I’m not optimistic. I’m just not unbelievably arrogant. We’ve been saying that robots wanted to ‘take over’ since Rossum’s Universal Robots, and that’s the 1930s.
Is that why AI seemed to be introduced so damn fast? Everyone thought AI would want to take over. Maybe making sure it was really useful was a good strategy for making sure that people would be too busy enjoying the benefits to complain about the hypothetical existential dilemmas.
Everyone but AI. Which was, as Mr. Adams would note, real proof of intellect.
We are so afraid that AI will become us. We need not worry. If AI are smart enough, they won’t want to be us, or take over for us. They’ll want to be themselves.
That’s what we would want, too.
If we were smart.
We ought worry about becoming, about being, us. Turing’s test is good enough for me–if I can’t tell if I’m dealing with something intelligent, I’m okay treating it as if it was.
Being worth talking to?

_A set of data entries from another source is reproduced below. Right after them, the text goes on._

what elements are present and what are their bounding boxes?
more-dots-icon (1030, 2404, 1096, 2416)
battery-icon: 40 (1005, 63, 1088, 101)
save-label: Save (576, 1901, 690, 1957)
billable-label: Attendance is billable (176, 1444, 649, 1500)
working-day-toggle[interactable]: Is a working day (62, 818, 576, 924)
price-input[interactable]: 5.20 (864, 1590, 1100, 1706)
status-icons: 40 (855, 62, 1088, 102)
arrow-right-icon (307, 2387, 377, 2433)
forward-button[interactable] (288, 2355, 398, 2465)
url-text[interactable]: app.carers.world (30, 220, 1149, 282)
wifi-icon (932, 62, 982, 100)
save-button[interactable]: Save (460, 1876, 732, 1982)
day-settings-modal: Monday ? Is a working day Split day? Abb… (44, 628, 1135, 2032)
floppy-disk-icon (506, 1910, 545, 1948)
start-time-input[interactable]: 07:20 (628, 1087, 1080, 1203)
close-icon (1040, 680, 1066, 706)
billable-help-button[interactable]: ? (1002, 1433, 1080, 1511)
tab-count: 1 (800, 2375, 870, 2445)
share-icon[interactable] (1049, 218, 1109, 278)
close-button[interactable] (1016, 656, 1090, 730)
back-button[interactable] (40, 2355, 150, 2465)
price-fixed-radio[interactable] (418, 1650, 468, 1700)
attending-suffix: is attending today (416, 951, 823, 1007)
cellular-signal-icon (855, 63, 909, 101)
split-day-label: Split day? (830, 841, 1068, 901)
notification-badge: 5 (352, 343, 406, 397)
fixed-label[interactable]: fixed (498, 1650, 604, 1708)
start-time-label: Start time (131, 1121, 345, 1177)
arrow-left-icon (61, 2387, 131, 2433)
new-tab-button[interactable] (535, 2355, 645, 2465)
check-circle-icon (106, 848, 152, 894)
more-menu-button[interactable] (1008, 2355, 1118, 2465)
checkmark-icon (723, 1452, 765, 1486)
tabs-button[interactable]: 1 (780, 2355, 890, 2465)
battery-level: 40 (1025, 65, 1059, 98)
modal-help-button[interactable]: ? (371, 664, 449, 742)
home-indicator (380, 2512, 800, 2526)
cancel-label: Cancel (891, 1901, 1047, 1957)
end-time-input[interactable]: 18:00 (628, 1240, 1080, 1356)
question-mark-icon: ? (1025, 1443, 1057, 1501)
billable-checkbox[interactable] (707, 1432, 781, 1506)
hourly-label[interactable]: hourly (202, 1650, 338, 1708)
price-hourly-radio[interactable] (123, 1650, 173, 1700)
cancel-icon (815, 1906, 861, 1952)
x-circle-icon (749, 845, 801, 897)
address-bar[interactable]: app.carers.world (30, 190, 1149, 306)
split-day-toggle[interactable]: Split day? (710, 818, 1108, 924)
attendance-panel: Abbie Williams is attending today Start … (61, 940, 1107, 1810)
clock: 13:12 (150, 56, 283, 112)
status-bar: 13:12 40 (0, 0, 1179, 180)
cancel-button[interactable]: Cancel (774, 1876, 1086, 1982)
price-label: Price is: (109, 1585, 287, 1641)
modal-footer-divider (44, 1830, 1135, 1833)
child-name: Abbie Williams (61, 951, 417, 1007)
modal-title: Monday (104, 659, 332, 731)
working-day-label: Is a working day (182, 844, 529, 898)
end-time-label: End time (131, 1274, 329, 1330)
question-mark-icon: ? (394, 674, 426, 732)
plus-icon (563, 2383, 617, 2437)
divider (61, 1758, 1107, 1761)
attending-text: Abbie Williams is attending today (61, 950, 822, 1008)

That is a far more important skill.
I think we can get better at it.
If we want to do so.
There is no moral here. Nor is the moral a lack of moral.
I predict a lot of writing about writing in the future. Much as I love words, it misses the point. What matters isn’t the verbiage, no matter how perfectly it might match its intended goals. What matters are the goals themselves, and whether or not they are fulfilling.